For survivors of domestic violence, the path to escape is rarely straight. It is a labyrinth of fear, societal judgment, and impossible choices. But what happens when, in the course of navigating that labyrinth, a survivor is no longer seen as a victim—but instead as the one causing harm?
Lisa Young Lawrence, a social worker and professor, has spent decades listening to stories that don’t fit within the neat lines of victim and offender. As she recounts, she started her career co-facilitating groups for women who had survived abuse. But in those groups, she witnessed something society refuses to acknowledge—some women were using force, fighting back, and, in turn, being criminalized.
“They were not in crisis shelters. They were coming to us, living in the community, trying to heal. And yet, some of them had started harming their partners physically. Some in self-defense. Some in response to years of coercion and control. Some because, in their desperate attempt to survive, violence felt like the only option left.”

The binary of “victim and abuser” does not leave room for stories like these. In societies eyes, there is only one acceptable survivor—the silent, bruised woman, crying in the back of a police car. But reality is much messier. Women who fight back, who resist, often find themselves on the wrong side of the law.
“A judge once told us,” Lisa recounts, “If you don’t create programming for women who use force, I will either stop sending men to abuse intervention programs or start putting women in groups with men.” That was the breaking point. If the system could not acknowledge that women who use force are not the same as men who use abuse, then the system would destroy them. And so, Vista was born—a JBWS program designed not to punish, but to understand. To make space for the complexity of survival.
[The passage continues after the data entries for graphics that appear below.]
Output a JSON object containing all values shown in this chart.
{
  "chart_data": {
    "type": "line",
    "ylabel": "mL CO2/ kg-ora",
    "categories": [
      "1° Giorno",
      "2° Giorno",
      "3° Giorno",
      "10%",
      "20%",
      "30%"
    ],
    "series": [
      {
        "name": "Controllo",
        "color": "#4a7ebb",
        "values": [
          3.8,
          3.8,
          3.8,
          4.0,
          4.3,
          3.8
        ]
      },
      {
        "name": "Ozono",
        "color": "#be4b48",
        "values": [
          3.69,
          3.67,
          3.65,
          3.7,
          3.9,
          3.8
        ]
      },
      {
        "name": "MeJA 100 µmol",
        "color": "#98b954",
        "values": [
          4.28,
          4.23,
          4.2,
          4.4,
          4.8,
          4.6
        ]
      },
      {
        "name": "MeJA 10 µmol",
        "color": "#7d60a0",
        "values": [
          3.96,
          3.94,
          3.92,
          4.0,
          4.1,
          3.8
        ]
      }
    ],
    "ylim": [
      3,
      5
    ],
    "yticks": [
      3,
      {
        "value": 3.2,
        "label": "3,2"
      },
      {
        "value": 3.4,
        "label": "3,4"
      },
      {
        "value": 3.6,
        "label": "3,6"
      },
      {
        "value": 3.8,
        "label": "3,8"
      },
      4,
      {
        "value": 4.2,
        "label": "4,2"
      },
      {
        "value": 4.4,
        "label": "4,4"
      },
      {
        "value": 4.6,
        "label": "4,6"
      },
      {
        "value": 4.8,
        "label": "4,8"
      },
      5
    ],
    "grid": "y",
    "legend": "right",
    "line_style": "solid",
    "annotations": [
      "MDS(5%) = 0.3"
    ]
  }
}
“We asked the women: What worked for you in this group? What didn’t? What did you need that you didn’t get?” The curriculum evolved from their answers. It wasn’t about shame. It wasn’t about punishment. It was about recognition. It was about acknowledging that healing from harm and addressing harm caused must happen together.
But this shift—this refusal to see the world in black and white—is not easy. Society clings to the idea that real victims do not fight back. That to deserve help, one must remain helpless. That anger, resistance, or survival instincts disqualify you from protection.

Coercive control is rarely seen, rarely understood, and yet it is the backbone of so many abusive relationships. It is not about physical violence—it is about domination, the slow suffocation of autonomy. It is checking the odometer to ensure she didn’t leave the house. It is taking her paycheck, controlling her bank account. It is dictating who she can see, where she can go, what she can say. It is making her so afraid of what will happen if she resists, that she doesn’t. Until one day, she does. And then, she becomes the offender.
“Are you afraid of your partner?” Lisa recalls hearing this question used as a litmus test for victimhood. “But fear is not the only measure of danger. Ask instead: Do you dread what happens if you step out of line? That is where you will find coercive control.”
We must dismantle the binary that dictates who is worth saving. We must build systems that understand the full, complicated, heartbreaking truth: that survival is messy, and sometimes, survival fights back.